Keith Gordon’s Waking the Dead is like a dorm room bull session, an all-night round of self-righteousness and moralizing, shrilly earnest pontification and wild-eyed statements of purpose. If you’re a participant, these beer-fueled, circular conversations can be among the defining moments of your life. If you’re not, they can sound awfully like two people repeating themselves for hours on end.
Billy Crudup plays Fielding Pierce, the Harvard-educated son of a working class family who has been groomed from birth ("Fielding" is less a child’s name than a declaration of intent) to become a Democratic senator, and eventually the president. In 1972, as he’s finishing a Coast Guard stint, he meets and falls in love with Sarah Williams, a political activist played by Jennifer Connelly. Too much of a sensualist to become a nun as she’d planned, she is now a lay worker in her diocese. She is the very soul of charity and morality, always on the right side of every cause.
His ambition and her purity can’t co-exist. The film depicts their two years together by shifting between endless political arguments (the particulars change, but each boils down to her radicalism vs. his liberal gradualism) and sex scenes (all teary orgasms and whispered endearments). Their conflict is never resolved, as Sarah is killed while smuggling Allende supporters from Pinochet’s Chile in 1974. Billy, distraught, gives himself up to his destiny, dutifully becoming a cog in the Chicago Democratic machine.
When a political scandal leaves a Senate seat open ten years later, Fielding runs as the machine candidate. Just on the brink of fulfilling his ambitions, he becomes obsessed by his memories of Sarah and begins drifting towards madness.
A linear synopsis is misleading, since Waking the Dead juggles its chronology. Sarah’s 1974 death opens the film, then we bounce back and forth between the Senate race and their budding love affair. It’s an odd and intriguing structure (cribbed, one assumes, from The Godfather Part II), intended to illuminate the unexpected ways that past events determine the present. It never quite works, however, because the constant shifts back and forth prevent any real forward momentum. Worse, since the flashbacks are monotonous variations on the same discussion, there’s nothing new to be learned from the repetition. We’re back in that dorm room, hearing the Che Guevera manque railing at the student government policy wonk one more time.

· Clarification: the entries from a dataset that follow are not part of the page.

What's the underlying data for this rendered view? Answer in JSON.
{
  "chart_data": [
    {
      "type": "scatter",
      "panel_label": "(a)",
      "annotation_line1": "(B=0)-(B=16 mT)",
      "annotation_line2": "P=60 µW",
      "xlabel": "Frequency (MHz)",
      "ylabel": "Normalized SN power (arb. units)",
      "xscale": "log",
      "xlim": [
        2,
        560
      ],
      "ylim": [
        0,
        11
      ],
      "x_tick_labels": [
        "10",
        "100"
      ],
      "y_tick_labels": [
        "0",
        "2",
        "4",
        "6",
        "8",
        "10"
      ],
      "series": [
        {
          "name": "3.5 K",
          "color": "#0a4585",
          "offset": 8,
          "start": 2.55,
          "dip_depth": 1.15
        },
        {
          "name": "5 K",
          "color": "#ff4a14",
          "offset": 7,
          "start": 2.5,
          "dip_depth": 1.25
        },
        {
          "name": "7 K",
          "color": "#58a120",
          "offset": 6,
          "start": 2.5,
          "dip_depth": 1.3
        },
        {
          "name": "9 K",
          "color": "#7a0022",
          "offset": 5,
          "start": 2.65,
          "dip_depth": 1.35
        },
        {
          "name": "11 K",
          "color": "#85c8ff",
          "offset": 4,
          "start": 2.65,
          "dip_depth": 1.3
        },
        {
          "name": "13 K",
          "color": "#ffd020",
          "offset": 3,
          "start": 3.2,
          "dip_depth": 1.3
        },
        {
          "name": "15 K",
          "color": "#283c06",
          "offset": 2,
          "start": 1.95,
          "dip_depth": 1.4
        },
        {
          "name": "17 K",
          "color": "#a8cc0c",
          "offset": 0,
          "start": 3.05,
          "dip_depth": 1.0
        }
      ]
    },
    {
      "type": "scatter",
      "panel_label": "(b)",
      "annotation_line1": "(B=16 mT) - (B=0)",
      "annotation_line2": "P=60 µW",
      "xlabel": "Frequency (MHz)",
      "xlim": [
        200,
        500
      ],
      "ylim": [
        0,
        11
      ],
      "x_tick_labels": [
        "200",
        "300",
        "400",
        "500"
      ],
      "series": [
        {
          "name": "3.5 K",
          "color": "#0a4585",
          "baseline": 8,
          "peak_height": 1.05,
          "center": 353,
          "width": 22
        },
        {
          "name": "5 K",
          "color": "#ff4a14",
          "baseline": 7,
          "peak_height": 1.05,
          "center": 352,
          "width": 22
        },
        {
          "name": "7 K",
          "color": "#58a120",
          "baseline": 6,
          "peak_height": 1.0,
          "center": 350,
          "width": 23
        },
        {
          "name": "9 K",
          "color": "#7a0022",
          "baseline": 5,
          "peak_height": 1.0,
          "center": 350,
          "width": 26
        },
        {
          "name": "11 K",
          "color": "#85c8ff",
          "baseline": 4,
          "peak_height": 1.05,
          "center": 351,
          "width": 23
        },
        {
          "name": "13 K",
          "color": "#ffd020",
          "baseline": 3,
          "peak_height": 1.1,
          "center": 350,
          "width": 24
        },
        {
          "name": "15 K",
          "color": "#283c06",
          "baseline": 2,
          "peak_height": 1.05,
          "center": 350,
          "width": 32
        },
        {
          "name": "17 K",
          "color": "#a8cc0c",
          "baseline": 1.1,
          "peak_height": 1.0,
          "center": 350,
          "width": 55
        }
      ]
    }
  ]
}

The leads look exactly right. Connelly was born for ponchos and peasant dresses, while Crudup could pass himself off as a Kennedy cousin. Though the script imagines Sarah as a Madonna, too good for this world, Connelly manages to spice her warm, touching performance with hints of arrogance and jarring, prickly intelligence. Crudup is flat but serviceable, more interesting as the earnest young lover than as the compromised politico who dominates the film. Paul Hipp, as his publisher brother Danny, gives an outlandishly histrionic performance, which might be fun if the film didn’t take itself so very seriously. The last thing it’s willing to do is laugh at itself, so his bug-eyed, screaming argument with Fielding plays like a summer stock production of True West. Sandra Oh, Hal Holbrook and Janet McTeer, gifted performers all, barely register in their supporting roles.
No one is helped by the over-written dialogue, which strains for literary effect. "Ambition is the ice on the lake of emotion" would be a bad enough line on the page, but spoken aloud it’s so far removed from even the most rarified conversation it’s laughable. The script (by Robert Dillon, from Scott Spencer’s novel) saves the most thudding lines for its key moments, so again and again we build to emotional peaks that are leveled with off-key, impossible to perform dialogue.
Since we only see Sarah in flashback, and Fielding always has the helmet hair of a machine politician, Danny bears the brunt of signifying each new era. His muttonchops and wide lapels give way to a green leather jacket and spiky new wave ‘do, while his office decor shifts from bean bag chairs to corporate anonymity. The period detail is both garish and obvious. It doesn’t feel lived in – the film has the look of a quickly decorated set. It’s a small distraction, like the synthesizer wash of minor chords that serve as a score, but the lack of attention to these small details conspire to make the film feel inauthentic.
In its attempt to wed wildly disparate genres and tones – to be Vertigo as a political bildungsroman – Waking the Dead is an undeniably ambitious film. It’s a disappointment that the result achieved is a muddle rather than a synthesis. It’s a good story, undermined by its telling.